1. The Spreadsheet Lesson: When digital spreadsheets came out in the 80s, people thought accountants were finished. Instead, we have more accountants than ever. Why? Because it became so cheap to analyze data that every small business wanted it. AI is doing the same for high-end strategy. You don’t need to be a billionaire to have a “Family Office” anymore; AI can help a 40-year-old consultant provide that level of service to 50 clients at once, if the 40-year-old is good with his/her work.
2. The Democratization of Expertise: Because AI handles the “grunt work,” the barrier to starting a business has never been lower. You can be a “Company of One” in a tier 2 city and compete with a 100-person agency in Mumbai. AI handles your research, your formatting, and your initial drafts. You provide the Reputation and the Handshake, as described earlier.
3. New Careers we can’t even name yet: We are seeing a boom in “Human-in-the-loop” roles:
- AI Auditors: People who ensure the machine isn’t hallucinating or biased.
- Personalized Care Coaches: AI can track your health data, but it can’t sit with you and help you through a mid-life crisis.

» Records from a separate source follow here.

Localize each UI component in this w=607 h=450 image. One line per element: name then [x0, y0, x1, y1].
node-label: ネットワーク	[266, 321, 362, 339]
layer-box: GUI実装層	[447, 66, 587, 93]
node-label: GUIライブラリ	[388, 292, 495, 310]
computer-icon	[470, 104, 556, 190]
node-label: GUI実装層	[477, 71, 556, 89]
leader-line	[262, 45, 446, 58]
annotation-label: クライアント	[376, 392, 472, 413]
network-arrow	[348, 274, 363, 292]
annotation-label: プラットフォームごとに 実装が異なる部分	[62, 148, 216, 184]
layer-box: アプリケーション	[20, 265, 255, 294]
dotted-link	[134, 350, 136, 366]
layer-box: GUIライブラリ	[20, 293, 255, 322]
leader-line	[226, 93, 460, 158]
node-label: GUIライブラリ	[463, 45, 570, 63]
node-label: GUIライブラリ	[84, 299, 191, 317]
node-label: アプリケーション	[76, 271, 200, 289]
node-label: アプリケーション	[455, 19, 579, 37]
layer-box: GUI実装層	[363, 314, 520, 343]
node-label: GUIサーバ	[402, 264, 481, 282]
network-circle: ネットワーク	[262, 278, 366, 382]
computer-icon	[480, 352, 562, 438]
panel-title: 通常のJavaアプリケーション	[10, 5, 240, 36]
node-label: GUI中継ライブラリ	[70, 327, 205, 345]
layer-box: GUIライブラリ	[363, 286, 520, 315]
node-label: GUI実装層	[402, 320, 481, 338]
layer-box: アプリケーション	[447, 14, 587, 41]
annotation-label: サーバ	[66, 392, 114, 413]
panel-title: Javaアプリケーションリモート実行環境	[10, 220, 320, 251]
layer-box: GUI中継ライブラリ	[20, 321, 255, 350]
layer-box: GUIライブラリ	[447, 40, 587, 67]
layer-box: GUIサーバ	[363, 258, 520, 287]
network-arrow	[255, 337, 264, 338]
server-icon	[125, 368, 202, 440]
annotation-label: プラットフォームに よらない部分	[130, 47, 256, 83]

- Hyper-local Logistics: As people move to Tier 2 cities, the demand for “Physical Delivery and Maintenance” in those towns is skyrocketing.

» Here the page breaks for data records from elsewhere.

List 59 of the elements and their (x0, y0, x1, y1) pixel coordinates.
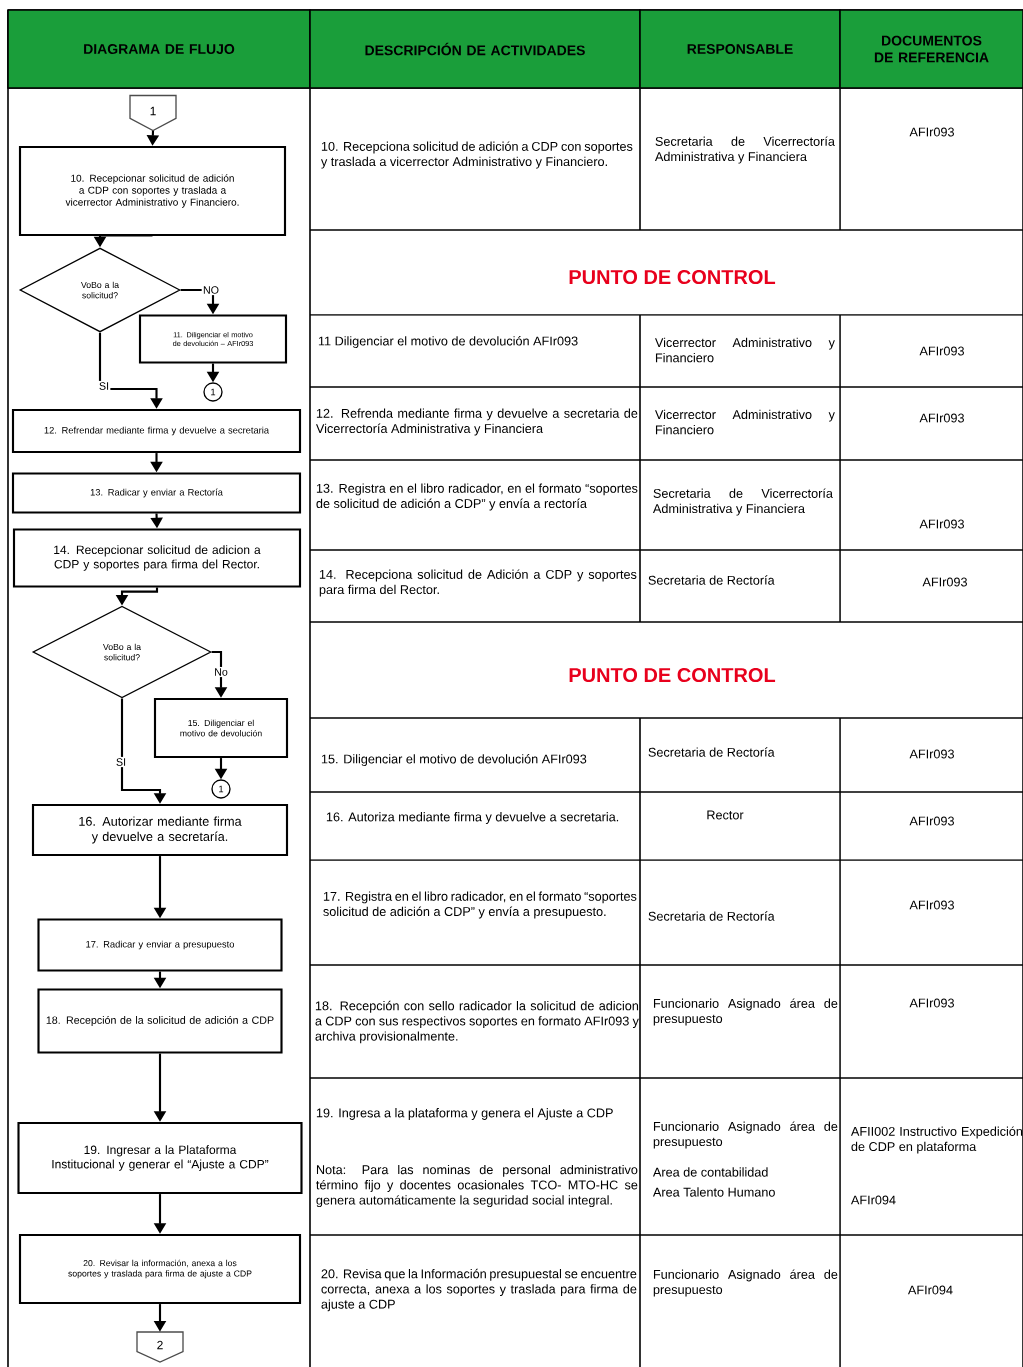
table-text: Funcionario Asignado área de presupuesto (653, 998, 838, 1026)
process-box: 17. Radicar y enviar a presupuesto (37, 918, 283, 972)
table-text: Rector (707, 810, 744, 820)
table-text: 13. Registra en el libro radicador, en el formato “soportes de solicitud de adición a CDP” y envía a rectoría (316, 483, 638, 511)
table-text: AFIr093 (909, 900, 954, 910)
table-text: AFII002 Instructivo Expedición de CDP en plataforma (850, 1126, 1023, 1154)
table-text: 18. Recepción con sello radicador la solicitud de adicion a CDP con sus respectivos soportes en formato AFIr093 y archiva provisionalmente. (315, 1000, 639, 1044)
table-text: 17. Registra en el libro radicador, en el formato “soportes solicitud de adición a CDP” y envía a presupuesto. (323, 891, 637, 919)
column-header: RESPONSABLE (639, 9, 841, 89)
table-text: AFIr093 (909, 749, 954, 759)
table-text: Funcionario Asignado área de presupuesto (653, 1121, 838, 1149)
process-box: 12. Refrendar mediante firma y devuelve a secretaria (11, 408, 302, 454)
table-text: AFIr094 (850, 1195, 896, 1205)
edge-label: No (212, 666, 230, 678)
edge-label: SI (114, 756, 128, 768)
table-text: 11 Diligenciar el motivo de devolución AFIr093 (318, 336, 578, 348)
column-header: DOCUMENTOS DE REFERENCIA (839, 9, 1023, 89)
table-text: Vicerrector Administrativo y Financiero (655, 337, 835, 363)
table-text: AFIr093 (909, 127, 954, 137)
table-text: 20. Revisa que la Información presupuestal se encuentre correcta, anexa a los soportes y traslada para firma de ajuste a CDP (321, 1268, 637, 1312)
table-text: Vicerrector Administrativo y Financiero (655, 409, 835, 435)
table-text: Funcionario Asignado área de presupuesto (653, 1269, 838, 1297)
table-text: Area de contabilidad (652, 1167, 768, 1177)
table-text: AFIr094 (907, 1285, 953, 1295)
process-box: 10. Recepcionar solicitud de adición a CDP con soportes y traslada a vicerrector Administrativo y Financiero. (18, 145, 287, 237)
control-point-heading: PUNTO DE CONTROL (569, 667, 776, 683)
table-text: Secretaria de Rectoría (648, 575, 775, 585)
table-text: AFIr093 (909, 816, 954, 826)
table-text: 16. Autoriza mediante firma y devuelve a secretaria. (326, 812, 619, 824)
process-box: 13. Radicar y enviar a Rectoría (11, 472, 302, 514)
table-text: 14. Recepciona solicitud de Adición a CDP y soportes para firma del Rector. (319, 569, 637, 597)
table-text: Secretaria de Rectoría (648, 747, 775, 757)
process-box: 16. Autorizar mediante firma y devuelve a secretaría. (31, 803, 289, 857)
table-text: 15. Diligenciar el motivo de devolución AFIr093 (321, 754, 587, 766)
process-box: 18. Recepción de la solicitud de adición a CDP (37, 988, 283, 1054)
table-text: AFIr093 (919, 519, 964, 529)
table-text: AFIr093 (909, 998, 954, 1008)
process-box: 14. Recepcionar solicitud de adicion a CDP y soportes para firma del Rector. (12, 528, 302, 588)
process-box: 15. Diligenciar el motivo de devolución (153, 697, 289, 759)
table-text: Secretaria de Vicerrectoría Administrativa y Financiera (654, 136, 835, 164)
control-point-heading: PUNTO DE CONTROL (569, 269, 776, 285)
table-text: Secretaria de Rectoría (648, 911, 775, 921)
table-text: AFIr093 (922, 577, 967, 587)
process-box: 20. Revisar la información, anexa a los soportes y traslada para firma de ajuste a CDP (18, 1233, 302, 1305)
table-text: AFIr093 (919, 346, 964, 356)
edge-label: NO (201, 284, 221, 296)
table-text: Area Talento Humano (652, 1187, 775, 1197)
table-text: Nota: Para las nominas de personal administrativo término fijo y docentes ocasionales TCO- MTO-HC se genera automáticamente la seguridad social integral. (316, 1164, 638, 1208)
table-text: AFIr093 (919, 413, 964, 423)
edge-label: SI (97, 380, 111, 392)
column-header: DESCRIPCIÓN DE ACTIVIDADES (309, 9, 641, 89)
off-page-connector: 1 (129, 94, 177, 132)
table-text: 12. Refrenda mediante firma y devuelve a secretaria de Vicerrectoría Administrativa y Financiera (316, 408, 638, 436)
table-text: 19. Ingresa a la plataforma y genera el Ajuste a CDP (316, 1108, 613, 1120)
column-header: DIAGRAMA DE FLUJO (7, 9, 311, 89)
table-text: Secretaria de Vicerrectoría Administrativa y Financiera (652, 488, 833, 516)
off-page-connector: 2 (136, 1331, 184, 1363)
process-box: 19. Ingresar a la Plataforma Institucional y generar el “Ajuste a CDP” (17, 1121, 303, 1195)
table-text: 10. Recepciona solicitud de adición a CDP con soportes y traslada a vicerrector Administrativo y Financiero. (320, 141, 633, 169)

The Government’s Role Here
How can the Government help us in all this?
In the latest Feb 1st Budget, we saw a massive push for “Hard Infra” – ₹12.2 lakh crore for highways, data centers, and semiconductor plants. It’s impressive, but is it what we actually need right now?
Think about it: What’s the point of an 8-lane expressway if the middle class doesn’t have the money to buy the cars to drive on it?
We are at a point where the government needs to pivot from Physical Infrastructure to Social Infrastructure. Instead of just building roads, we need “Social Safety Nets” for the displaced:
- The “Transition Tax”: If a company replaces 500 workers with an AI agent, should there be a “Compute Tax” that goes directly into a re-skilling fund for those specific workers?
- Digital ShramSetu: We need systems that don’t just “teach code,” but help a 40-year-old manager transition into high-stakes consulting or technical trades.
- Healthcare as Infra: For someone in a Tier 2 city, a robust, AI-enabled local hospital is worth more than a highway to a city they can no longer afford to live in.
If the government keeps spending on “Concrete and Steel” while the “Human Capital” is being disrupted by AI, they are building a house with no one inside.
Final Thoughts
The world is moving fast. Maybe too fast for many of us to keep up comfortably. But the “Physical World” (commodities, energy, trades, and real-world infrastructure) isn’t going anywhere. While everyone is chasing the “Digital Gold Rush,” the real value is moving back to the things we can touch, fix, and trust.
It’s time to stop trying to out-run the machine and start doing the things the machine will never be able to do.
What do you think? Are you seeing this “White-Collar squeeze” in your industry too? Let’s discuss in the comments.